Leavitt's trial provided clear evidence of that. The No. 1 treatment in the trial had only a 4 percent severity rating. The winning treatment started with an application of Microthiol (sulfur) on May 7 followed 7 days later with there first of two 21-day interval Pristine treatments. Pristine has topped the Madera trial every year it has been in it.

When the final Pristine treatment was stretched to 28 days, the severity rating jumped to almost 13 percent and that was with a product that was part of four of top five applications in the Madera trial.

Gubler echoed Leavitt's comments about coverage. Leaf removal is common in many of the premium wine grape areas to improve air movement and fungicide coverage. However, Gubler said it must be done early in a high mildew pressure year.

“If you waited until berries were pea-size before removing leaves this year, you were in deep trouble,” said Gubler.

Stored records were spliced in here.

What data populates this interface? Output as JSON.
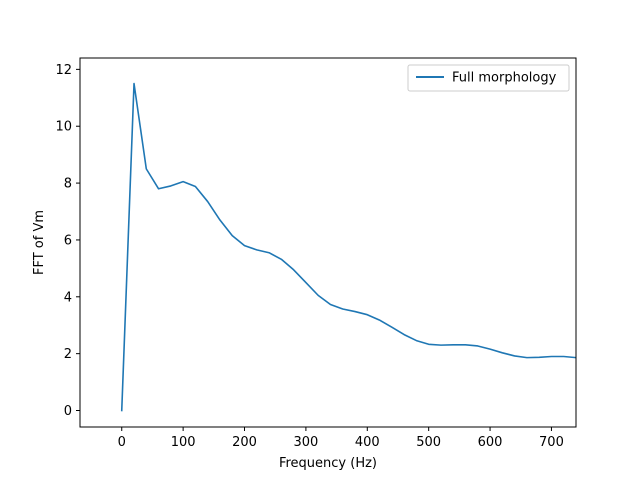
{
  "chart_data": {
    "type": "line",
    "xlabel": "Frequency (Hz)",
    "ylabel": "FFT of Vm",
    "xlim": [
      -68,
      740
    ],
    "ylim": [
      -0.58,
      12.4
    ],
    "xticks": [
      0,
      100,
      200,
      300,
      400,
      500,
      600,
      700
    ],
    "yticks": [
      0,
      2,
      4,
      6,
      8,
      10,
      12
    ],
    "grid": false,
    "legend_position": "top-right",
    "series": [
      {
        "name": "Full morphology",
        "color": "#1f77b4",
        "x": [
          0,
          20,
          40,
          60,
          80,
          100,
          120,
          140,
          160,
          180,
          200,
          220,
          240,
          260,
          280,
          300,
          320,
          340,
          360,
          380,
          400,
          420,
          440,
          460,
          480,
          500,
          520,
          540,
          560,
          580,
          600,
          620,
          640,
          660,
          680,
          700,
          720,
          740
        ],
        "y": [
          0,
          11.5,
          8.5,
          7.8,
          7.9,
          8.05,
          7.88,
          7.35,
          6.7,
          6.15,
          5.8,
          5.65,
          5.55,
          5.32,
          4.95,
          4.5,
          4.05,
          3.73,
          3.57,
          3.48,
          3.37,
          3.18,
          2.93,
          2.67,
          2.46,
          2.33,
          2.3,
          2.31,
          2.31,
          2.27,
          2.16,
          2.03,
          1.92,
          1.86,
          1.87,
          1.9,
          1.9,
          1.86
        ]
      }
    ]
  }
}
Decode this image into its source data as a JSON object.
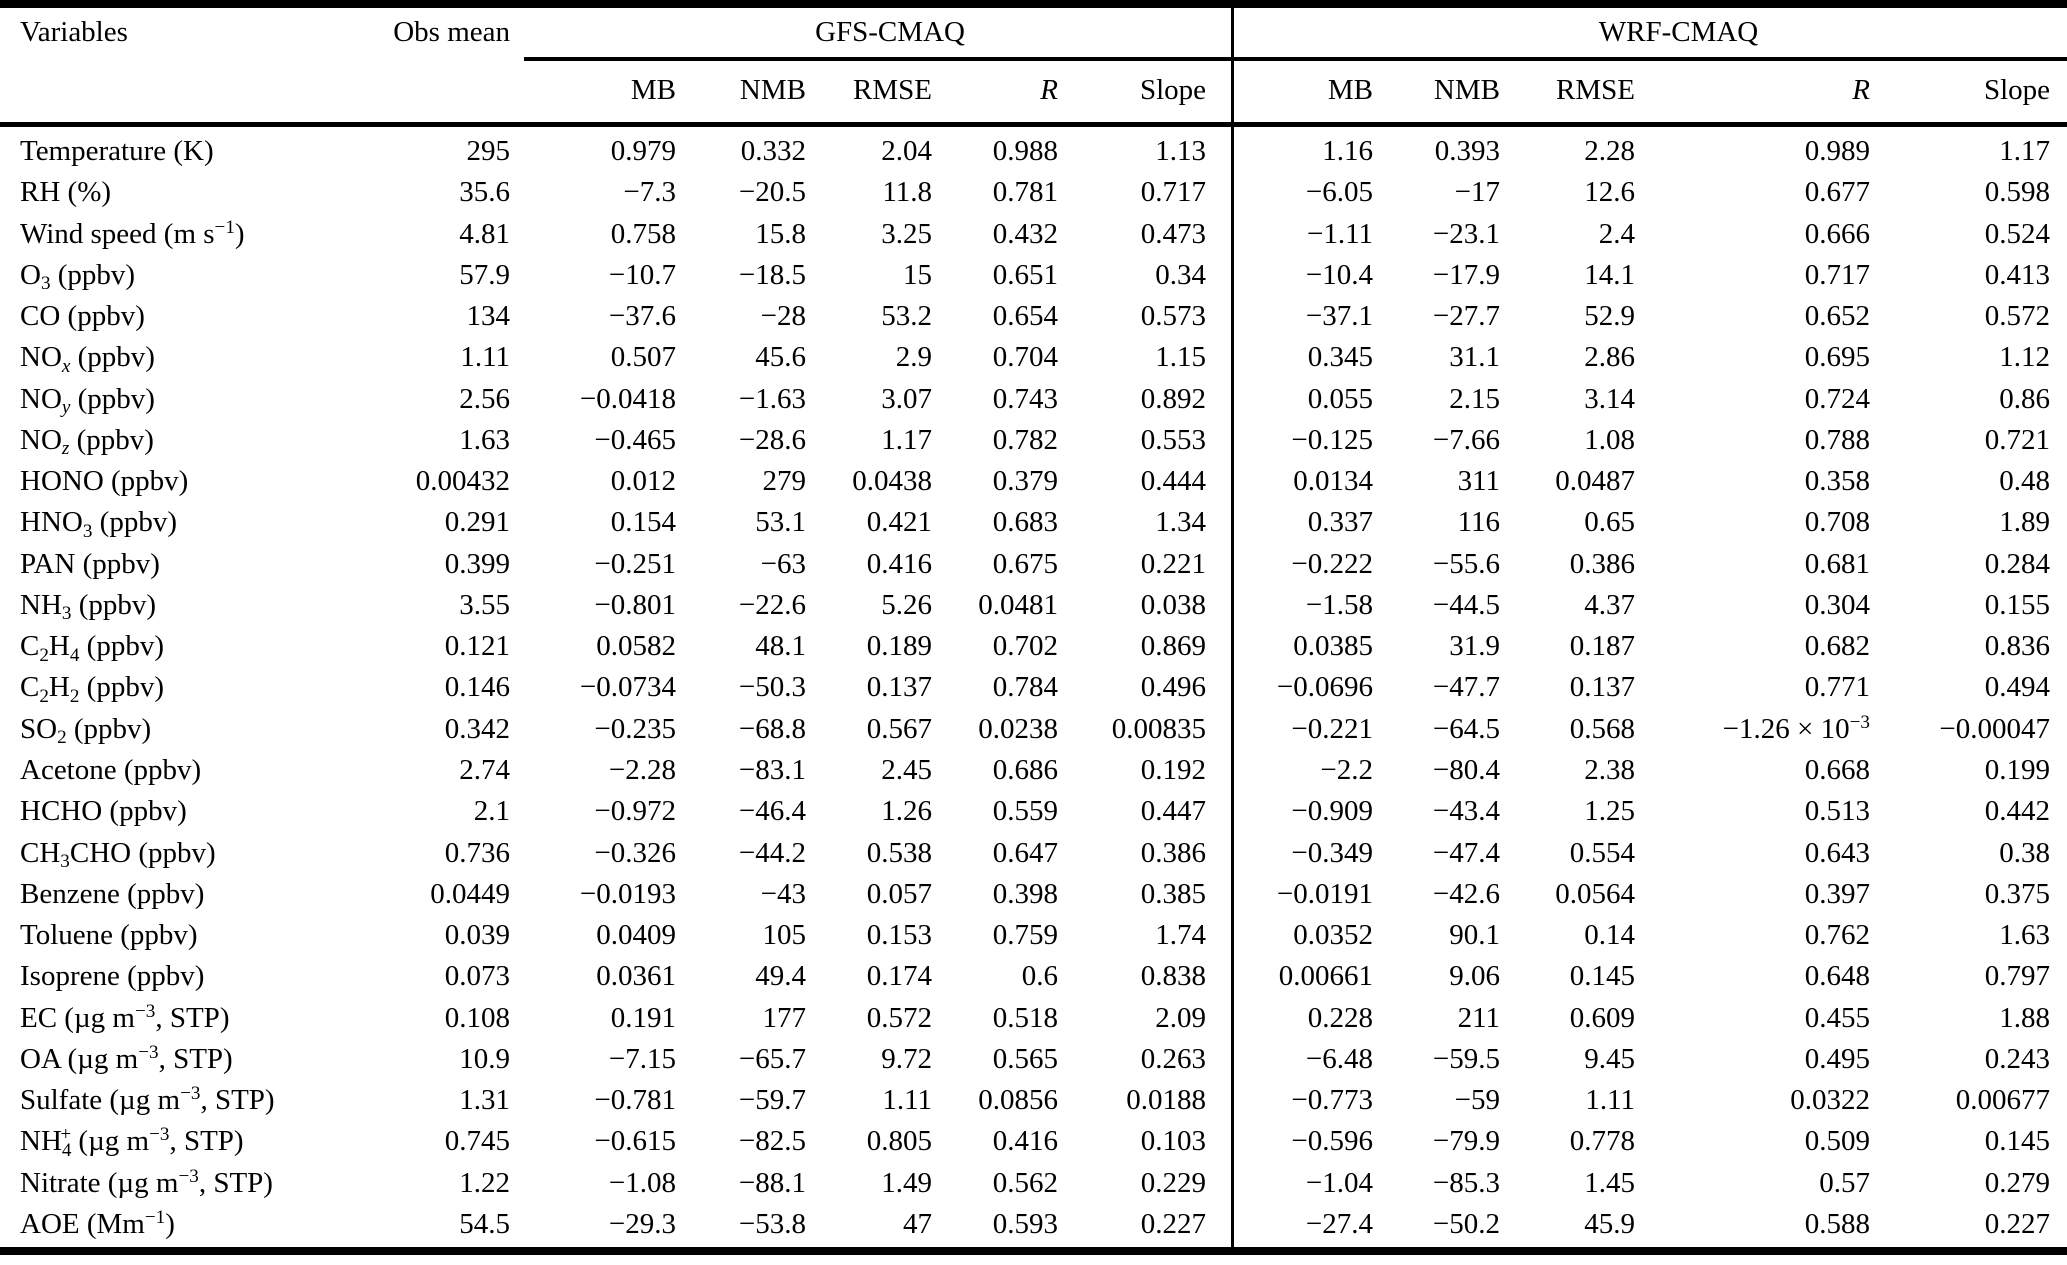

The Carignane vineyard near Madera was treated twice with copper sulfur in April. However, Leavitt believes mildew was active before then and therefore the products used in his trial struggled to gain control since most are preventive materials and not eradicants.

“We already had mildew before this trial started. That is why a lot of the treatments really looked bad. In 20 years of trials, I have never had one look this bad. Treatments that would normally control mildew did not eradicate mildew,” he said.

Part of the problem stemmed form the fact Leavitt did not have access to the weather station at the vineyards to calculate the Risk Assessment Index (RAI) developed by the University of California. He had to rely on a weather station five miles away for temperatures to compute the RAI. At the end of the season, data from the station in the Carignane vineyard became available. That was when Leavitt discovered he had started treatments in the test vineyard two weeks late.

“Use weather stations with close proximity to your vineyard — at least within a mile or so,” he recommended. If there is not one close enough, Leavitt suggested buying a pocket-sized weather station. “It costs only $229 and it works. Leave it in the vineyard and take it out when you spray. It will tell you what is going on in your vineyard,” he said.

The second best result in the Madera trial featured a numbered compound from Valent. Remember the number, V 1018. “It looks excellent,” said Leavitt.

Three formulations of the compound were in the trial, according to Leavitt. The new compound, which is four to five years away from the market according to Leavitt, was tested in three formulations, EC, WD and Flowable. The EC formulation was rated at less than 6 percent powdery mildew. The severity of the mildew with the other two formulations ranged from 66 percent to more than 77 percent mildew. “Formulation obviously makes a difference with this compound,” said Leavitt, who has not been told the class of the new Valent experimental fungicide.

The No. 3 position in Leavitt's trial was a combination of Microthiol, Procure 4SC and Pristine plus the sticker Latron B1956 (9.8 percent): No. 4 was the Microthiol plus Pristine plus Latron B1956 with the last Pristine application at a 28 day interval (12.8 percent); No. 5 was Microthiol, Elite, Flint and Quntec (16.7 percent mildew severity). These top five were not statistically different.